With so many activities that seem to only take place indoors in most western culture taking place outdoors, it is surprising to note that care-taking of public space fluctuates greatly. While some vendors on the street may clean and sweep near their “shop” regularly, others leave everything to the wind and rain, with wrappers piled left and right, mud all across the sidewalk, and concrete rubble piled along side of daily activities.
The city street itself seems a constant churning of physical forms, people, fruit, dogs, dust, rain and even the cobble stones themselves, flip out of order regularly only to be nudged back into place by the bare hands of some sari-dressed day laborer. The order is hard to describe though it does seem there is some logic to it, though the sense and purpose are more nested in immediate pragmatic needs than in the actualization of some method of work and living that will ever make things easier. Even in social settings, planning is unheard of and it seems even rude to ask for a plan. If a plan is set forth it usually changes completely with meetings happening instantly or not at all.
Here and there beautiful things happen though—out walking one evening I passed one of the multi-trunk trees here (the name of which is still unknown to me) and for whatever reason the tree had been fitted with boards between the trunks to create a sort of public bench. Small tin images and decorations were also pressed between trunks giving the tree a very welcoming presence, as though it were a lone wolf-tree park that admitted just two persons at a time.
Certainly, I am still new to the city and perhaps my way of looking for signs of how space is used here are not yet fitted correctly to the culture. At best, my indications so far are that though chaotic, the streets have an accessibility to all classes that western streets do not. This is an interesting place for urban planners, artists, and social scientists of all sorts to begin from as they query the best methods for engaging, serving, and housing Mumbai’s growing population.

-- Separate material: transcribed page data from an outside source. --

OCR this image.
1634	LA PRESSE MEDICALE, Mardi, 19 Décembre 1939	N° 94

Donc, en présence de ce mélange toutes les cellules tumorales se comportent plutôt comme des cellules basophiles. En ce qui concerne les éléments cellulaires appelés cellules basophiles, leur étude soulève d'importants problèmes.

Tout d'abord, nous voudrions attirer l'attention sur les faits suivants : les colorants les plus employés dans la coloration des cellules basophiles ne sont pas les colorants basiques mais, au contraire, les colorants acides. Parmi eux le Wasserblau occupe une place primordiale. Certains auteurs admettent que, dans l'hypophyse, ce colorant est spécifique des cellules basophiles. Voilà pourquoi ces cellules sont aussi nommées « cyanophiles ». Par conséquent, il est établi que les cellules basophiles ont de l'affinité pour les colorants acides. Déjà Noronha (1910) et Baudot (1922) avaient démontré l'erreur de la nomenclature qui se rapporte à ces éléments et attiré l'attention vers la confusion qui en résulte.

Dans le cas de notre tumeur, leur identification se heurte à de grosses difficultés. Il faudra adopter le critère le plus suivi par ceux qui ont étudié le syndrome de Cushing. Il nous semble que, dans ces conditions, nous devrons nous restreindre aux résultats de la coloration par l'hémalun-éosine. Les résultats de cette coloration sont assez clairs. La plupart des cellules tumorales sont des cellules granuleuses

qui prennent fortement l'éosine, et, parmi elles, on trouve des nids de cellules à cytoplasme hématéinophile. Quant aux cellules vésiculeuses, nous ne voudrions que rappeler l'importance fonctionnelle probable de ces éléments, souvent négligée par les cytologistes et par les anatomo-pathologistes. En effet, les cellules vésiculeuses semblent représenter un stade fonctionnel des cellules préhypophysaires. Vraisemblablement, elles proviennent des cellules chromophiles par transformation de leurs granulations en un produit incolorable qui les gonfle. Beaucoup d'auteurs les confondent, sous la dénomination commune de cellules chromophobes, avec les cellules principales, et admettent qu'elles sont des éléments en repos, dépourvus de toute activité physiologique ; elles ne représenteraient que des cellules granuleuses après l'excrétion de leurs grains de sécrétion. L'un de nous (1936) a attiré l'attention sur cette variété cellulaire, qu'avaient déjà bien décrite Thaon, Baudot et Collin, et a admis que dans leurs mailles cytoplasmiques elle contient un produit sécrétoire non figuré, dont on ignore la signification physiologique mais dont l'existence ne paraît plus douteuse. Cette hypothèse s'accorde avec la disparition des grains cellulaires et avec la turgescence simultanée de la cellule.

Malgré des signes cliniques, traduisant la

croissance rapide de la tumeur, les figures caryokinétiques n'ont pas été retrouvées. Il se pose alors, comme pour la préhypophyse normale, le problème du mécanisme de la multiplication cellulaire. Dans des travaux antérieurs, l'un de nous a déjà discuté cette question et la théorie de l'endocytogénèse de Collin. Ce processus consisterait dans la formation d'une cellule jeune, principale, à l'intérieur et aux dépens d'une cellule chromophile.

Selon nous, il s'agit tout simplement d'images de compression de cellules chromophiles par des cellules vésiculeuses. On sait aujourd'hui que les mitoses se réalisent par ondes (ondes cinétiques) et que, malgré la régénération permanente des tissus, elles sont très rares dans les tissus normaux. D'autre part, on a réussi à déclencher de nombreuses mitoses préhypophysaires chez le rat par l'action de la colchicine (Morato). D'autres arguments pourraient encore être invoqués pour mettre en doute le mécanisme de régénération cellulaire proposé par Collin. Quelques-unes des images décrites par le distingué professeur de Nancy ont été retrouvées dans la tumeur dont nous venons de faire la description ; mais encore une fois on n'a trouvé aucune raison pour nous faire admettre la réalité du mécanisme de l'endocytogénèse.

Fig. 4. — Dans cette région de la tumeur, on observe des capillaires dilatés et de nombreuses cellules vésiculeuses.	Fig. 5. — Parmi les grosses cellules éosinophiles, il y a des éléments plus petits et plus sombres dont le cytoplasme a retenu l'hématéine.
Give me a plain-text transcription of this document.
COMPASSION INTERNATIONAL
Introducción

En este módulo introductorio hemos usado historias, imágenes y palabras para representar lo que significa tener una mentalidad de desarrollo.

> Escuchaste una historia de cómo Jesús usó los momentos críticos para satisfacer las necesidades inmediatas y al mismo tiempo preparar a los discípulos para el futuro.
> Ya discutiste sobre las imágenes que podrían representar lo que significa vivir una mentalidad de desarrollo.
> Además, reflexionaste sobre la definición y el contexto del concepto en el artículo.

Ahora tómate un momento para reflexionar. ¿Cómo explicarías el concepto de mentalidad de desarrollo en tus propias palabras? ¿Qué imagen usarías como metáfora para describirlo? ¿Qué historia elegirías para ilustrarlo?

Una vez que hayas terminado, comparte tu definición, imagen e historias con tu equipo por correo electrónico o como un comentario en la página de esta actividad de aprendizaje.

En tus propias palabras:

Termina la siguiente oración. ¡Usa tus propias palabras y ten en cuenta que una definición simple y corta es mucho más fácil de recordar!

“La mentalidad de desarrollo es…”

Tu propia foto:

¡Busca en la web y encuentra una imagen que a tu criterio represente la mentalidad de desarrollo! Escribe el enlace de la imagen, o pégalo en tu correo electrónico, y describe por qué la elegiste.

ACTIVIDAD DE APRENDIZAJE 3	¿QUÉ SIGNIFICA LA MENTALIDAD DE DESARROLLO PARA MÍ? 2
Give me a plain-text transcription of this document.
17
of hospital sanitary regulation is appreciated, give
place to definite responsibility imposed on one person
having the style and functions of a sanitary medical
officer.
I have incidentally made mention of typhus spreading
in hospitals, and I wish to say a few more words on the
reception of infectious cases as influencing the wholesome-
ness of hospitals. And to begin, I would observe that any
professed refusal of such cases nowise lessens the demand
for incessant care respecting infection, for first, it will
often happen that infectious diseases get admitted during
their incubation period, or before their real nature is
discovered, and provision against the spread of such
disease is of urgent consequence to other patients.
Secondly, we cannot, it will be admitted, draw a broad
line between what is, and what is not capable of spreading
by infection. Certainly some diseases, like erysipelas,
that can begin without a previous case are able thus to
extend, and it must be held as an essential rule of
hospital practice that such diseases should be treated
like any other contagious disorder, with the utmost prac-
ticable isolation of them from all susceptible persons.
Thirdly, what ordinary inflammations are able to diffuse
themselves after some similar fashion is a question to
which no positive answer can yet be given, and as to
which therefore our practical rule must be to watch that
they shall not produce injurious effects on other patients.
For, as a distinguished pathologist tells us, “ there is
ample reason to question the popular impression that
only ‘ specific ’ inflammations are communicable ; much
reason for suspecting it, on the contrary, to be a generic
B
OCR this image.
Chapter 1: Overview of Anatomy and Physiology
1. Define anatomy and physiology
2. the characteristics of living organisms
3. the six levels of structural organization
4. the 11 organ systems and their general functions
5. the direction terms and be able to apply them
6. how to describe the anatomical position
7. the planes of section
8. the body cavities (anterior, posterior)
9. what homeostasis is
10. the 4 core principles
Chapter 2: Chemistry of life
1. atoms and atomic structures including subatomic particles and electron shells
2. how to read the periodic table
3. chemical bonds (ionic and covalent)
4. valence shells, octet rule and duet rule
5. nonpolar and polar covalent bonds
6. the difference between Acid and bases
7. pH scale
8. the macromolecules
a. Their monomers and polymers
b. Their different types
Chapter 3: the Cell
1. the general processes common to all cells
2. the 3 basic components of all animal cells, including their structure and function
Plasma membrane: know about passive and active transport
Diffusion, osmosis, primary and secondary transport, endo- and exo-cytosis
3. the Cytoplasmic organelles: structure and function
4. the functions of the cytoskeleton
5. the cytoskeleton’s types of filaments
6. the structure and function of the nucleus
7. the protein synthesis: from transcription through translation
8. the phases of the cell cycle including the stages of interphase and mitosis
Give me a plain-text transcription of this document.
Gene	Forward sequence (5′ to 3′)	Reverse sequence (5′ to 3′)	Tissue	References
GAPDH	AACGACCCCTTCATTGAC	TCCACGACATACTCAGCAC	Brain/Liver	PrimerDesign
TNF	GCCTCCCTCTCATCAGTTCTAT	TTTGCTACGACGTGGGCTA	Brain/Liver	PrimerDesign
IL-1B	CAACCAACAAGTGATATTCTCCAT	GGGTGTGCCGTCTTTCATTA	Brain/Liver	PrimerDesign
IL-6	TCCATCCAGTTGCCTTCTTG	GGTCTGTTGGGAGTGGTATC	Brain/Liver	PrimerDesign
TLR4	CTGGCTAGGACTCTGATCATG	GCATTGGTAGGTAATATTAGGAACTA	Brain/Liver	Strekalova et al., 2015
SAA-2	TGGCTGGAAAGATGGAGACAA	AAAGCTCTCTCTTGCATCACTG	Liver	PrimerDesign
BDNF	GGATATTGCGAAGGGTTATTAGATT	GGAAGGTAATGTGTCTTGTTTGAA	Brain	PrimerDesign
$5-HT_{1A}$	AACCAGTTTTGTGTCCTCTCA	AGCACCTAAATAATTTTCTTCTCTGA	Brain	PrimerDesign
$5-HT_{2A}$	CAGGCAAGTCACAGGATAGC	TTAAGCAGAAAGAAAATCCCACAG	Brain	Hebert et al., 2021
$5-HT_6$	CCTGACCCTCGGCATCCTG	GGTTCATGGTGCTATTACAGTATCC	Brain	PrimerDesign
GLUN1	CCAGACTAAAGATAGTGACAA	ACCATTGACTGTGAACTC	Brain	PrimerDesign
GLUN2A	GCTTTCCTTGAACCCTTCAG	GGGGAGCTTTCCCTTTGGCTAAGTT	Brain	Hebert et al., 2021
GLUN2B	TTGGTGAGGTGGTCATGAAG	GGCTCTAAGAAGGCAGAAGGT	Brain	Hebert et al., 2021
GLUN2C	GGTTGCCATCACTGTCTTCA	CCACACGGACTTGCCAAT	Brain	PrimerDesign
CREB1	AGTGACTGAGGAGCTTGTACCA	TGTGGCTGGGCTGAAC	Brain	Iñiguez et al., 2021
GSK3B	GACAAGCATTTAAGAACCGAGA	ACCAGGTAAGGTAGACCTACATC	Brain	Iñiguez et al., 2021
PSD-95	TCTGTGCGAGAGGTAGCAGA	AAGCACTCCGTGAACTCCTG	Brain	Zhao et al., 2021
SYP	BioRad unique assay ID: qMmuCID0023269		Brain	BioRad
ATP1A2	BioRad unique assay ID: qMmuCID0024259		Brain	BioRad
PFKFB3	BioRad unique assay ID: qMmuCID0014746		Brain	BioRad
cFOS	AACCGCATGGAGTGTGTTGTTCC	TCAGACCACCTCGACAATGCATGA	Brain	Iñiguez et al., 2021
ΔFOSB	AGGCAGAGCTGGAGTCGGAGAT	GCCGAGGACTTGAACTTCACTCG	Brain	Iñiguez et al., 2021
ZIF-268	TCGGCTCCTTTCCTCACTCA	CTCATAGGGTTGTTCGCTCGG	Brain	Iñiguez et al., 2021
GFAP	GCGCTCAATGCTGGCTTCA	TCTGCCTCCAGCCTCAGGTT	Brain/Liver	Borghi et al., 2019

Mumbai Stats: transport and dwelling
A recent visit to Pukar sat me down in front of a small but extremely helpful set of publications from the 2007 Urban Age India Conference that yielded the following helpful stats. in getting an over view of Mumbai:
In Mumbai 6.5 million live in slums. With a population of 13,662,885 that means close to half of the population occupies slum dwellings.
The city is home to over 300,000 street vendors- just a few thousand of whom are licensed.
Dharavi, the city’s largest slum has populations that range up to 80,000 per km squared. 50% of the city lives in unauthorized housing that likely has unreliable sources of electricity and water. Much of the occupied land is owned by the government, though surprisingly the slum of Dharavi has organized itself to the point of having representatives in government.
When it comes to travel and transport within the city:
3-13% of households have cars (an interesting fact when you come to learn how much money is being spent to make auto travel most convenient).
40-50% of travel takes place on two-wheelers
40-50% takes place on bikes.
The city relies mostly on walking, cycling, and IPT ( Intermediate Public Transport) to get around. The buses seem only half safe- not so much stopping at various streets but slowing down so that passengers hop off when they need to.
For those living in slums 50-75% of travel is walking or cycling.